Даже если с алкашами в Вологде сравнивать – что с того, что не водку пьёт, а вино покупает, «Liebfraumilch» в голубой прозрачной бутылке, отчего содержимое тоже кажется голубым, несъедобным. И мне предлагал. Один раз зашла в комнату, а он там сидел, смотрел выключенный телевизор. Лен, сказал он, пошатнувшись, давай со мной. Кивнул на наполненный бокал. И не пьяный был почти, но отчего-то испугалась, покачала головой, быстро ушла на кухню. Он не настаивал, но просидела тихо, чтобы не привлекать внимания больше, не шевелилась почти.
Маме не рассказала. И потом многое ещё не рассказывала.
– Это святая вода, – говорит дядя Вова, плотнее закручивая пульверизатор, – налил мужик из ведра. Молодцом мужик.
– А ведро откуда?
– Из церкви. Откуда. Они там освящают и людям выносят.
– А. В вёдрах? Святую воду?
– А в чём тебе надо? Давай, выходи. А то и тебя полью.
– Куда мне выходить, в коридор? Я читала вообще-то.
На самом деле смотрела видосики в «YouTube», но всё равно. Там девчонка прикольный макияж делает, и фон красивый – диван с белым пледом, неоновая надпись. Хочется на неё смотреть, а не на это всё. Не на дядю Вову.
Хочу такой же диван, и плед, и дорогого бенгальского кота с розовым маленьким ошейником.
Дядя Вова вдруг откручивает пробку и сильно нажимает на бутылку – всё льётся на меня, на ноутбук.
– Вы совсем уже!.. – вскакиваю, смотрю.

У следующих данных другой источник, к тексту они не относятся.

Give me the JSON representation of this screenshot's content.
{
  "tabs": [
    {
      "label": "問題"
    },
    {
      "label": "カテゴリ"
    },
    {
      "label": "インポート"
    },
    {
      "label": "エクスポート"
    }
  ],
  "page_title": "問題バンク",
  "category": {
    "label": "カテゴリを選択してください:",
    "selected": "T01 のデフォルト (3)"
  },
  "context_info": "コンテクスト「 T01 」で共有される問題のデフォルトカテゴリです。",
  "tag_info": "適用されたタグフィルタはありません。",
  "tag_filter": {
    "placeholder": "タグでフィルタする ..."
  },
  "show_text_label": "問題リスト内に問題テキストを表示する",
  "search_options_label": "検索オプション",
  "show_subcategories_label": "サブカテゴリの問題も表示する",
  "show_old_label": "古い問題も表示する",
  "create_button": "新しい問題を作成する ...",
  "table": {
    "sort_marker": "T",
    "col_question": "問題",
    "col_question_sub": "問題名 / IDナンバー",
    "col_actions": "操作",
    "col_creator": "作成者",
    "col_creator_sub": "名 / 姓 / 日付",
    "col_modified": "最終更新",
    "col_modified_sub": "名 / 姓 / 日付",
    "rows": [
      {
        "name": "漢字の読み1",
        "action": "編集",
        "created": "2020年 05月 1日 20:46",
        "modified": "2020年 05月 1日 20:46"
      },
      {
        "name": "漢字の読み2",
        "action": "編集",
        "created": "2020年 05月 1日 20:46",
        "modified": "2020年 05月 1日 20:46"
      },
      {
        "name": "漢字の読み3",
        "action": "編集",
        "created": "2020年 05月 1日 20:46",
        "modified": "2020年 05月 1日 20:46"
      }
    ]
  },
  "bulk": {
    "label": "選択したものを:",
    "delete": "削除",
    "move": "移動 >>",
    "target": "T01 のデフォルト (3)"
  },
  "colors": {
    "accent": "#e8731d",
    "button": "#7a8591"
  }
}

Вроде клавиатуре ничего – тороплюсь, хватаю полотенце, на котором ошмётки вчерашней каши застыли, вытираю, смахиваю капли. Нет, ничего, не успел.
– Я ж сказал – выйди вон. На тебя ещё святую воду переводить.
На мне белая домашняя футболка, лифчика нет. Вижу, как дядя Вова смотрит.
Встаю и иду в коридор.
Что он с этой святой водой прицепился? Теперь и лужи на столе, на полу сырость. А кто вытирать будет? – конечно же, Алёнушка. Взяла тряпку и вытерла, рассуждать мне ещё будешь.
Смотрю в зеркало – может быть, рассказать? Не про сегодняшнее. Посмотрел и посмотрел, это всё равно. Не про вино – что ж, тебе дядя Вова и выпить предложить не может, пригубила бы чуть, и всё.
Нет, про позавчерашнее.
И Вере говорить не стала, а то она начнёт – чё мамаше не скажешь, чё не скажешь.
Да хрен знает, что не скажу.
Он там пока святой водой всё поливает – стол, табуретки, холодильник.
А позавчера я пошла к микроволновке, бутерброд с расплавленным сыром достать, а он на стуле сидел, видел. И вдруг встал и обнял сзади – правой рукой прижал мои руки к дверце микроволновки. Услышала, как он молнию на джинсах расстегнул.
Не двинулась, но вдруг мама сказала что-то из комнаты, так что услышали: и он, и я. Она себя уже неделю плохо чувствовала, а сегодня вообще. От температуры лекарство дали, заснула.
Дядя Вова услышал, как она застонала, – сразу отстранился, помялся, застегнул джинсы.
Я постояла немного не оборачиваясь, пока он к маме шёл. Вернулся, сказал – давай её чаем согреем, пить просила.